About a month ago, Maynard James Keenan told a French magazine that A Perfect Circle — the wildly successful side project he fronted between Tool LPs — was, if not dead, on life support.
The band, he added, “pushed [it] as far as it could go,” and he said he sees the group “playing again together only in a few years to make one or two songs, nothing more.” But Keenan stopped short of saying the group had officially called it quits.
Guitarist Billy Howerdel’s not so sure what’s happening with A Perfect Circle. The creative strength behind the band has been working on his own material. He’s also in the throes of assembling a fresh outfit he’d like to record and tour with. But when it comes to A Perfect Circle, he’d rather not think about it.

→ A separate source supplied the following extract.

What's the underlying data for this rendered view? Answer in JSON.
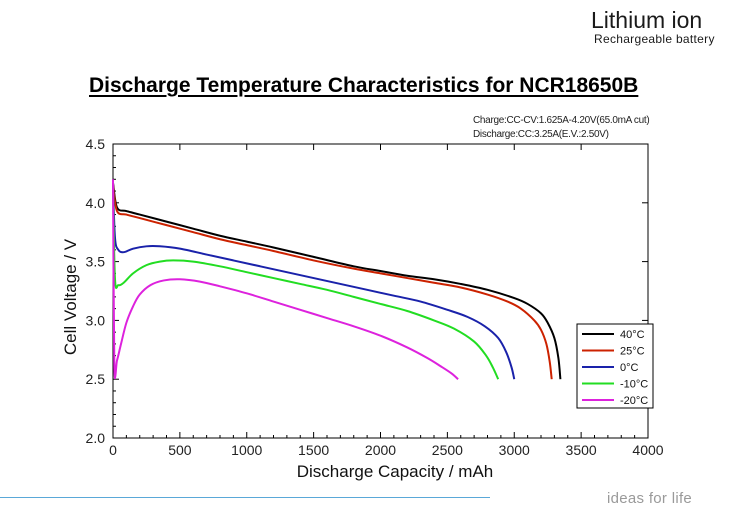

“We don’t know what’s happening,” said Howerdel, one of Keenan’s best friends. “[Maynard and I have] talked about it lightly. A few months ago, it was like, ’If we did A Perfect Circle again, I’d want to do this or that.’ It was a benign conversation. I think we both entertain the fact that it could happen again, but for right now we don’t have any plans to do it again. We’re focusing on what we’re doing now. A Perfect Circle is done for now.”
Not long after the release of 2004’s Emotive, Howerdel began sculpting and recording material on his own, bouncing ideas off session drummer Josh Freese. He’s written 14 tracks, nine of which he’s content with.
“I’m doing the same thing I’ve always done, which is writing songs from the heart, doing what comes naturally to me and writing songs that wouldn’t be hard to fit into the A Perfect Circle mold,” he explained. “In the beginning, when I started writing this stuff, I set out to do something very different. But if this is going to be my main focus, I want it to be what feels really right to me, and not just a side project or whatever you want to call it. It’s not a huge departure. It just feels like I’m working on music the way I always have, with the difference being I don’t have my partner Maynard coming in and singing lyrics over it; I’ll be doing all the singing. It feels a bit lonely right now, because you get used to something and you want to go back to that comfort space. This is making me look at music in a different way.”
Two weeks ago, Howerdel — who hasn’t found a record label for his forthcoming, yet-untitled project — teamed up with Freese, Jonny Polanski (“The first bass player we had try out for A Perfect Circle”), ex-APC guitarist Troy Van Leeuwen, and Freese’s brother, keyboardist Jason Freese, “to flush them out in a live rehearsal situation.” Of course, Howerdel’s not sure his next band’s going to feature any of these players.
“I have some people in mind,” he said. “There’s a couple of people I’ve heard are looking to put a band together. I have a list of people I’m thinking about using as soon as it’s ready.”
Howerdel hopes to have his band in place by late summer so he can get back out on the road. He’d like to be able to release the record before year’s end. But first he needs to make sure everything about these songs is just right.
“I could probably finish the album in five days, but I want it to be at least as good or better than anything I’ve done before,” Howerdel said.